Under new management
Mundy departed on grounds of ill health in April and last month Temple Bar’s board appointed Nick Purves and Ian Lance of RWC Asset Management, a firm set up in 2000 that now has £13bn under management. Arthur Copple, Temple Bar’s chairman, announced that the trust would be sticking to the “value” style of investment, given that “UK equities are trading at their greatest discount to world equities for 50 years and UK value stocks are trading at their greatest ever discount to growth”. RWC offered “by far the strongest investment proposition” and he pointed to the total return over 20 years generated by Purves and Lance of 234% against 122% for the All-Share index.
Sceptics have countered that the shorter-term record of Purves and Lance’s RWC Income Opportunities fund has been poor. Over five years, it is at the bottom of the 77-strong global equity-income sector, according to Morningstar, with a return of just 7.7%. Brokers are adopting a “wait and see” attitude until the new managers have established a record. “We view Temple Bar as a medium to longer-term turnaround story that may require its existing shareholders to be patient for a while yet,” says Winterflood.
However, that may be too cautious. Although the dividend has been cut by 25% and is not expected to be covered by earnings (and so won’t be increased) until at least 2022, Temple Bar’s yield of 5.8% is attractive. So is the current 13% discount to net asset value, since the trust is likely to buy back shares if this widens.
Room for improvement
RWC’s illustrative top-ten holdings show the potential for better performance. These include both BP and Shell, already held by Temple Bar. Demand for oil may have peaked last year, but is likely to decline only slowly. Major investment projects, such as deep-water exploration, are out of the question so supply could fall faster than demand, to the benefit of prices. Though BP and Shell are both committed to renewable energy, they will surely invest cautiously.
Marks & Spencer’s high-street stores are struggling, but food stores are doing well and its joint venture with Ocado gets it into home delivery. Royal Mail is benefiting from the surge in online shopping. Pearson’s online education division has struggled for years, but now faces an opportunity to make it work. Kingfisher, a pan-European home-improvement firm that owns B&Q, is little affected by online retailing.

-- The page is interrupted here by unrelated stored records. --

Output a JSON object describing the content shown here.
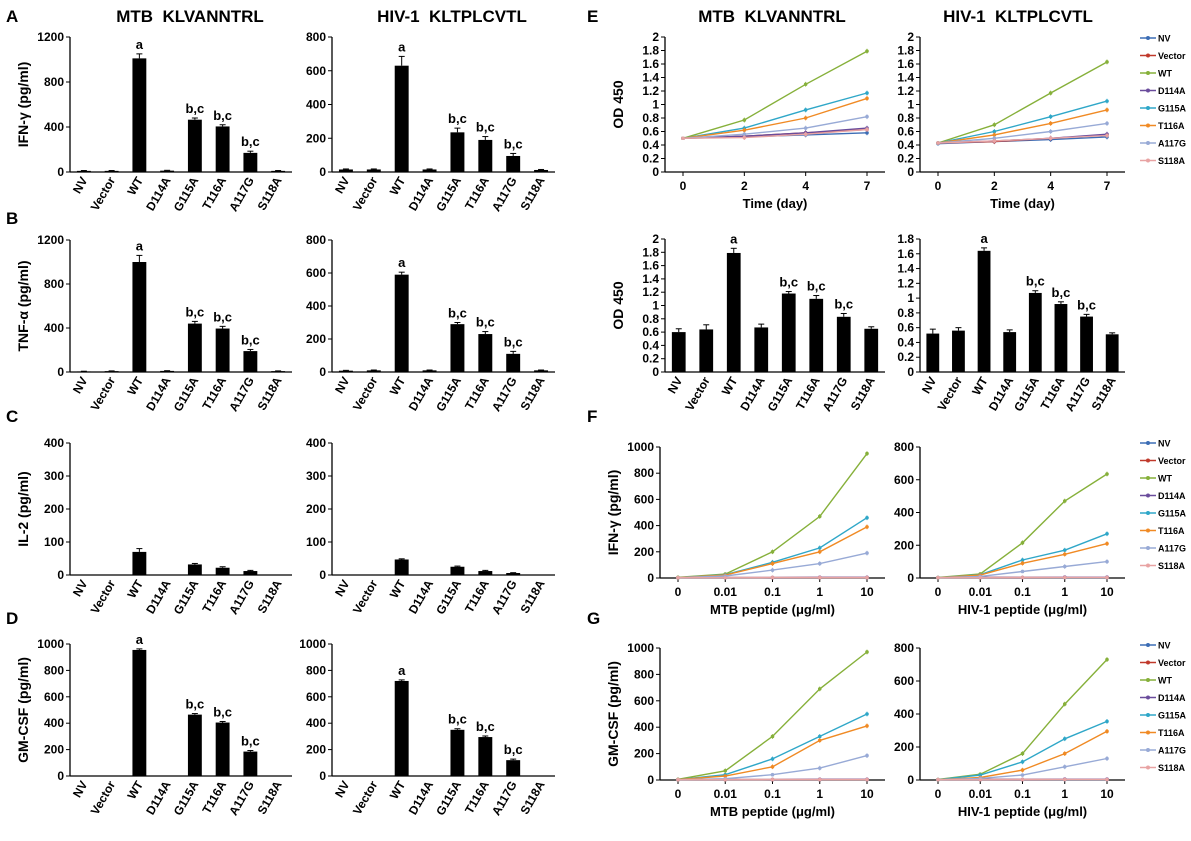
{
  "figure": {
    "panel_letters": [
      "A",
      "B",
      "C",
      "D",
      "E",
      "F",
      "G"
    ],
    "column_titles": [
      "MTB  KLVANNTRL",
      "HIV-1  KLTPLCVTL",
      "MTB  KLVANNTRL",
      "HIV-1  KLTPLCVTL"
    ],
    "legend_entries": [
      "NV",
      "Vector",
      "WT",
      "D114A",
      "G115A",
      "T116A",
      "A117G",
      "S118A"
    ],
    "series_colors": [
      "#3c6db5",
      "#c0392b",
      "#86b03a",
      "#6a4c9c",
      "#2fa7c8",
      "#f08a24",
      "#98aad6",
      "#e8a3a3"
    ],
    "bar_color": "#000000",
    "sig_a": "a",
    "sig_bc": "b,c"
  },
  "chart_data": [
    {
      "id": "A1",
      "panel": "A",
      "type": "bar",
      "title": "MTB  KLVANNTRL",
      "ylabel": "IFN-γ (pg/ml)",
      "ylim": [
        0,
        1200
      ],
      "yticks": [
        0,
        400,
        800,
        1200
      ],
      "categories": [
        "NV",
        "Vector",
        "WT",
        "D114A",
        "G115A",
        "T116A",
        "A117G",
        "S118A"
      ],
      "values": [
        10,
        10,
        1010,
        12,
        465,
        405,
        170,
        10
      ],
      "errors": [
        3,
        3,
        40,
        3,
        15,
        15,
        15,
        3
      ],
      "annotations": [
        "",
        "",
        "a",
        "",
        "b,c",
        "b,c",
        "b,c",
        ""
      ]
    },
    {
      "id": "A2",
      "panel": "A",
      "type": "bar",
      "title": "HIV-1  KLTPLCVTL",
      "ylabel": "",
      "ylim": [
        0,
        800
      ],
      "yticks": [
        0,
        200,
        400,
        600,
        800
      ],
      "categories": [
        "NV",
        "Vector",
        "WT",
        "D114A",
        "G115A",
        "T116A",
        "A117G",
        "S118A"
      ],
      "values": [
        15,
        15,
        630,
        15,
        235,
        190,
        95,
        12
      ],
      "errors": [
        3,
        3,
        55,
        3,
        25,
        20,
        15,
        3
      ],
      "annotations": [
        "",
        "",
        "a",
        "",
        "b,c",
        "b,c",
        "b,c",
        ""
      ]
    },
    {
      "id": "B1",
      "panel": "B",
      "type": "bar",
      "title": "",
      "ylabel": "TNF-α (pg/ml)",
      "ylim": [
        0,
        1200
      ],
      "yticks": [
        0,
        400,
        800,
        1200
      ],
      "categories": [
        "NV",
        "Vector",
        "WT",
        "D114A",
        "G115A",
        "T116A",
        "A117G",
        "S118A"
      ],
      "values": [
        5,
        8,
        1000,
        10,
        440,
        395,
        190,
        8
      ],
      "errors": [
        2,
        2,
        60,
        2,
        20,
        20,
        15,
        2
      ],
      "annotations": [
        "",
        "",
        "a",
        "",
        "b,c",
        "b,c",
        "b,c",
        ""
      ]
    },
    {
      "id": "B2",
      "panel": "B",
      "type": "bar",
      "title": "",
      "ylabel": "",
      "ylim": [
        0,
        800
      ],
      "yticks": [
        0,
        200,
        400,
        600,
        800
      ],
      "categories": [
        "NV",
        "Vector",
        "WT",
        "D114A",
        "G115A",
        "T116A",
        "A117G",
        "S118A"
      ],
      "values": [
        8,
        10,
        590,
        10,
        290,
        230,
        110,
        10
      ],
      "errors": [
        2,
        2,
        15,
        2,
        10,
        15,
        15,
        2
      ],
      "annotations": [
        "",
        "",
        "a",
        "",
        "b,c",
        "b,c",
        "b,c",
        ""
      ]
    },
    {
      "id": "C1",
      "panel": "C",
      "type": "bar",
      "title": "",
      "ylabel": "IL-2 (pg/ml)",
      "ylim": [
        0,
        400
      ],
      "yticks": [
        0,
        100,
        200,
        300,
        400
      ],
      "categories": [
        "NV",
        "Vector",
        "WT",
        "D114A",
        "G115A",
        "T116A",
        "A117G",
        "S118A"
      ],
      "values": [
        0,
        0,
        70,
        0,
        32,
        22,
        12,
        0
      ],
      "errors": [
        0,
        0,
        10,
        0,
        3,
        3,
        2,
        0
      ],
      "annotations": [
        "",
        "",
        "",
        "",
        "",
        "",
        "",
        ""
      ]
    },
    {
      "id": "C2",
      "panel": "C",
      "type": "bar",
      "title": "",
      "ylabel": "",
      "ylim": [
        0,
        400
      ],
      "yticks": [
        0,
        100,
        200,
        300,
        400
      ],
      "categories": [
        "NV",
        "Vector",
        "WT",
        "D114A",
        "G115A",
        "T116A",
        "A117G",
        "S118A"
      ],
      "values": [
        0,
        0,
        47,
        0,
        25,
        12,
        6,
        0
      ],
      "errors": [
        0,
        0,
        2,
        0,
        2,
        2,
        1,
        0
      ],
      "annotations": [
        "",
        "",
        "",
        "",
        "",
        "",
        "",
        ""
      ]
    },
    {
      "id": "D1",
      "panel": "D",
      "type": "bar",
      "title": "",
      "ylabel": "GM-CSF (pg/ml)",
      "ylim": [
        0,
        1000
      ],
      "yticks": [
        0,
        200,
        400,
        600,
        800,
        1000
      ],
      "categories": [
        "NV",
        "Vector",
        "WT",
        "D114A",
        "G115A",
        "T116A",
        "A117G",
        "S118A"
      ],
      "values": [
        0,
        0,
        955,
        0,
        465,
        405,
        185,
        0
      ],
      "errors": [
        0,
        0,
        8,
        0,
        8,
        8,
        8,
        0
      ],
      "annotations": [
        "",
        "",
        "a",
        "",
        "b,c",
        "b,c",
        "b,c",
        ""
      ]
    },
    {
      "id": "D2",
      "panel": "D",
      "type": "bar",
      "title": "",
      "ylabel": "",
      "ylim": [
        0,
        1000
      ],
      "yticks": [
        0,
        200,
        400,
        600,
        800,
        1000
      ],
      "categories": [
        "NV",
        "Vector",
        "WT",
        "D114A",
        "G115A",
        "T116A",
        "A117G",
        "S118A"
      ],
      "values": [
        0,
        0,
        720,
        0,
        350,
        295,
        120,
        0
      ],
      "errors": [
        0,
        0,
        8,
        0,
        8,
        8,
        8,
        0
      ],
      "annotations": [
        "",
        "",
        "a",
        "",
        "b,c",
        "b,c",
        "b,c",
        ""
      ]
    },
    {
      "id": "E1",
      "panel": "E",
      "type": "line",
      "title": "MTB  KLVANNTRL",
      "ylabel": "OD 450",
      "xlabel": "Time (day)",
      "ylim": [
        0,
        2
      ],
      "yticks": [
        0,
        0.2,
        0.4,
        0.6,
        0.8,
        1,
        1.2,
        1.4,
        1.6,
        1.8,
        2
      ],
      "xcats": [
        "0",
        "2",
        "4",
        "7"
      ],
      "series": [
        {
          "name": "NV",
          "values": [
            0.5,
            0.52,
            0.55,
            0.58
          ]
        },
        {
          "name": "Vector",
          "values": [
            0.5,
            0.53,
            0.58,
            0.63
          ]
        },
        {
          "name": "WT",
          "values": [
            0.5,
            0.77,
            1.3,
            1.79
          ]
        },
        {
          "name": "D114A",
          "values": [
            0.5,
            0.53,
            0.58,
            0.65
          ]
        },
        {
          "name": "G115A",
          "values": [
            0.5,
            0.65,
            0.92,
            1.17
          ]
        },
        {
          "name": "T116A",
          "values": [
            0.5,
            0.62,
            0.8,
            1.09
          ]
        },
        {
          "name": "A117G",
          "values": [
            0.5,
            0.56,
            0.65,
            0.82
          ]
        },
        {
          "name": "S118A",
          "values": [
            0.5,
            0.51,
            0.56,
            0.63
          ]
        }
      ]
    },
    {
      "id": "E2",
      "panel": "E",
      "type": "line",
      "title": "HIV-1  KLTPLCVTL",
      "ylabel": "",
      "xlabel": "Time (day)",
      "ylim": [
        0,
        2
      ],
      "yticks": [
        0,
        0.2,
        0.4,
        0.6,
        0.8,
        1,
        1.2,
        1.4,
        1.6,
        1.8,
        2
      ],
      "xcats": [
        "0",
        "2",
        "4",
        "7"
      ],
      "series": [
        {
          "name": "NV",
          "values": [
            0.42,
            0.45,
            0.48,
            0.52
          ]
        },
        {
          "name": "Vector",
          "values": [
            0.43,
            0.45,
            0.5,
            0.55
          ]
        },
        {
          "name": "WT",
          "values": [
            0.43,
            0.7,
            1.17,
            1.63
          ]
        },
        {
          "name": "D114A",
          "values": [
            0.43,
            0.46,
            0.5,
            0.56
          ]
        },
        {
          "name": "G115A",
          "values": [
            0.43,
            0.6,
            0.82,
            1.05
          ]
        },
        {
          "name": "T116A",
          "values": [
            0.43,
            0.55,
            0.72,
            0.92
          ]
        },
        {
          "name": "A117G",
          "values": [
            0.43,
            0.5,
            0.6,
            0.72
          ]
        },
        {
          "name": "S118A",
          "values": [
            0.43,
            0.46,
            0.5,
            0.54
          ]
        }
      ]
    },
    {
      "id": "E3",
      "panel": "E",
      "type": "bar",
      "title": "",
      "ylabel": "OD 450",
      "ylim": [
        0,
        2
      ],
      "yticks": [
        0,
        0.2,
        0.4,
        0.6,
        0.8,
        1,
        1.2,
        1.4,
        1.6,
        1.8,
        2
      ],
      "categories": [
        "NV",
        "Vector",
        "WT",
        "D114A",
        "G115A",
        "T116A",
        "A117G",
        "S118A"
      ],
      "values": [
        0.6,
        0.64,
        1.79,
        0.67,
        1.18,
        1.1,
        0.83,
        0.65
      ],
      "errors": [
        0.05,
        0.07,
        0.07,
        0.05,
        0.03,
        0.05,
        0.05,
        0.03
      ],
      "annotations": [
        "",
        "",
        "a",
        "",
        "b,c",
        "b,c",
        "b,c",
        ""
      ]
    },
    {
      "id": "E4",
      "panel": "E",
      "type": "bar",
      "title": "",
      "ylabel": "",
      "ylim": [
        0,
        1.8
      ],
      "yticks": [
        0,
        0.2,
        0.4,
        0.6,
        0.8,
        1,
        1.2,
        1.4,
        1.6,
        1.8
      ],
      "categories": [
        "NV",
        "Vector",
        "WT",
        "D114A",
        "G115A",
        "T116A",
        "A117G",
        "S118A"
      ],
      "values": [
        0.52,
        0.56,
        1.64,
        0.54,
        1.07,
        0.92,
        0.75,
        0.51
      ],
      "errors": [
        0.06,
        0.04,
        0.04,
        0.03,
        0.03,
        0.03,
        0.03,
        0.02
      ],
      "annotations": [
        "",
        "",
        "a",
        "",
        "b,c",
        "b,c",
        "b,c",
        ""
      ]
    },
    {
      "id": "F1",
      "panel": "F",
      "type": "line",
      "title": "",
      "ylabel": "IFN-γ (pg/ml)",
      "xlabel": "MTB peptide (μg/ml)",
      "ylim": [
        0,
        1000
      ],
      "yticks": [
        0,
        200,
        400,
        600,
        800,
        1000
      ],
      "xcats": [
        "0",
        "0.01",
        "0.1",
        "1",
        "10"
      ],
      "series": [
        {
          "name": "NV",
          "values": [
            2,
            2,
            2,
            2,
            2
          ]
        },
        {
          "name": "Vector",
          "values": [
            2,
            3,
            3,
            4,
            4
          ]
        },
        {
          "name": "WT",
          "values": [
            5,
            30,
            200,
            470,
            950
          ]
        },
        {
          "name": "D114A",
          "values": [
            2,
            3,
            3,
            5,
            5
          ]
        },
        {
          "name": "G115A",
          "values": [
            3,
            25,
            120,
            230,
            460
          ]
        },
        {
          "name": "T116A",
          "values": [
            3,
            22,
            110,
            200,
            390
          ]
        },
        {
          "name": "A117G",
          "values": [
            2,
            15,
            60,
            110,
            190
          ]
        },
        {
          "name": "S118A",
          "values": [
            2,
            2,
            3,
            3,
            3
          ]
        }
      ]
    },
    {
      "id": "F2",
      "panel": "F",
      "type": "line",
      "title": "",
      "ylabel": "",
      "xlabel": "HIV-1 peptide (μg/ml)",
      "ylim": [
        0,
        800
      ],
      "yticks": [
        0,
        200,
        400,
        600,
        800
      ],
      "xcats": [
        "0",
        "0.01",
        "0.1",
        "1",
        "10"
      ],
      "series": [
        {
          "name": "NV",
          "values": [
            2,
            2,
            2,
            2,
            2
          ]
        },
        {
          "name": "Vector",
          "values": [
            2,
            3,
            3,
            4,
            4
          ]
        },
        {
          "name": "WT",
          "values": [
            3,
            25,
            215,
            470,
            635
          ]
        },
        {
          "name": "D114A",
          "values": [
            2,
            3,
            3,
            5,
            5
          ]
        },
        {
          "name": "G115A",
          "values": [
            2,
            20,
            110,
            170,
            270
          ]
        },
        {
          "name": "T116A",
          "values": [
            2,
            18,
            90,
            145,
            210
          ]
        },
        {
          "name": "A117G",
          "values": [
            2,
            10,
            40,
            70,
            100
          ]
        },
        {
          "name": "S118A",
          "values": [
            2,
            2,
            3,
            3,
            3
          ]
        }
      ]
    },
    {
      "id": "G1",
      "panel": "G",
      "type": "line",
      "title": "",
      "ylabel": "GM-CSF (pg/ml)",
      "xlabel": "MTB peptide (μg/ml)",
      "ylim": [
        0,
        1000
      ],
      "yticks": [
        0,
        200,
        400,
        600,
        800,
        1000
      ],
      "xcats": [
        "0",
        "0.01",
        "0.1",
        "1",
        "10"
      ],
      "series": [
        {
          "name": "NV",
          "values": [
            2,
            2,
            2,
            2,
            2
          ]
        },
        {
          "name": "Vector",
          "values": [
            2,
            3,
            3,
            4,
            4
          ]
        },
        {
          "name": "WT",
          "values": [
            5,
            70,
            330,
            690,
            970
          ]
        },
        {
          "name": "D114A",
          "values": [
            2,
            3,
            3,
            5,
            5
          ]
        },
        {
          "name": "G115A",
          "values": [
            3,
            40,
            160,
            330,
            500
          ]
        },
        {
          "name": "T116A",
          "values": [
            3,
            30,
            100,
            300,
            410
          ]
        },
        {
          "name": "A117G",
          "values": [
            2,
            10,
            40,
            90,
            185
          ]
        },
        {
          "name": "S118A",
          "values": [
            2,
            2,
            3,
            3,
            3
          ]
        }
      ]
    },
    {
      "id": "G2",
      "panel": "G",
      "type": "line",
      "title": "",
      "ylabel": "",
      "xlabel": "HIV-1 peptide (μg/ml)",
      "ylim": [
        0,
        800
      ],
      "yticks": [
        0,
        200,
        400,
        600,
        800
      ],
      "xcats": [
        "0",
        "0.01",
        "0.1",
        "1",
        "10"
      ],
      "series": [
        {
          "name": "NV",
          "values": [
            2,
            2,
            2,
            2,
            2
          ]
        },
        {
          "name": "Vector",
          "values": [
            2,
            3,
            3,
            4,
            4
          ]
        },
        {
          "name": "WT",
          "values": [
            3,
            35,
            160,
            460,
            730
          ]
        },
        {
          "name": "D114A",
          "values": [
            2,
            3,
            3,
            5,
            5
          ]
        },
        {
          "name": "G115A",
          "values": [
            2,
            30,
            110,
            250,
            355
          ]
        },
        {
          "name": "T116A",
          "values": [
            2,
            15,
            60,
            160,
            295
          ]
        },
        {
          "name": "A117G",
          "values": [
            2,
            10,
            30,
            80,
            130
          ]
        },
        {
          "name": "S118A",
          "values": [
            2,
            2,
            3,
            3,
            3
          ]
        }
      ]
    }
  ]
}
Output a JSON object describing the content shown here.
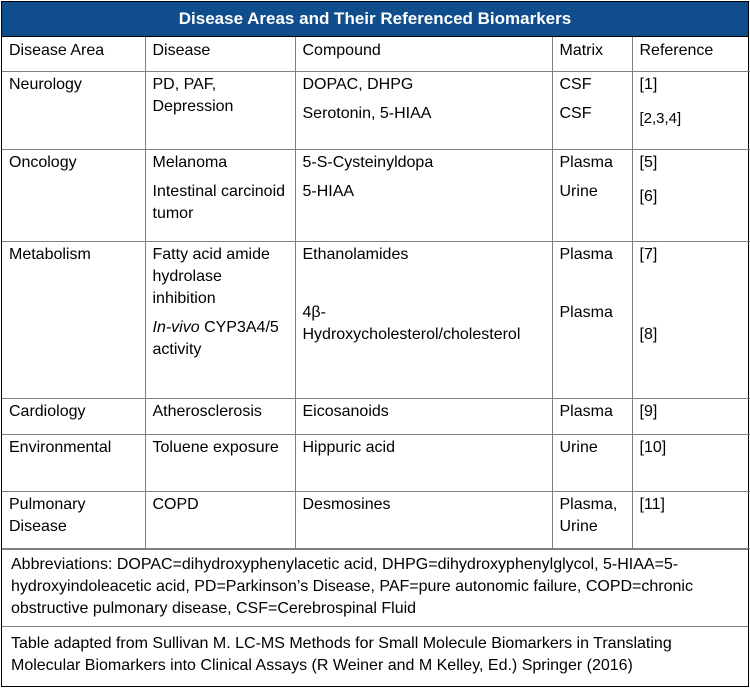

Anglo American is well on the road to recovery from its trauma of five years ago, helped by firm metal prices, while Centrica no longer faces the threat of a hard-left government in the UK seizing its domestic assets. As an Asian bank, Standard Chartered does not face the same challenges to margins and profits that UK and European banks do. That leaves Barclays, which probably needs higher interest rates.
This does not mean that all ten will prove to be good investments, but valuations are so low that very little improvement in these or other holdings is being discounted.
Existing holders of Temple Bar should consider topping up their holdings. Non-holders should put their toe in the water with a small initial holding.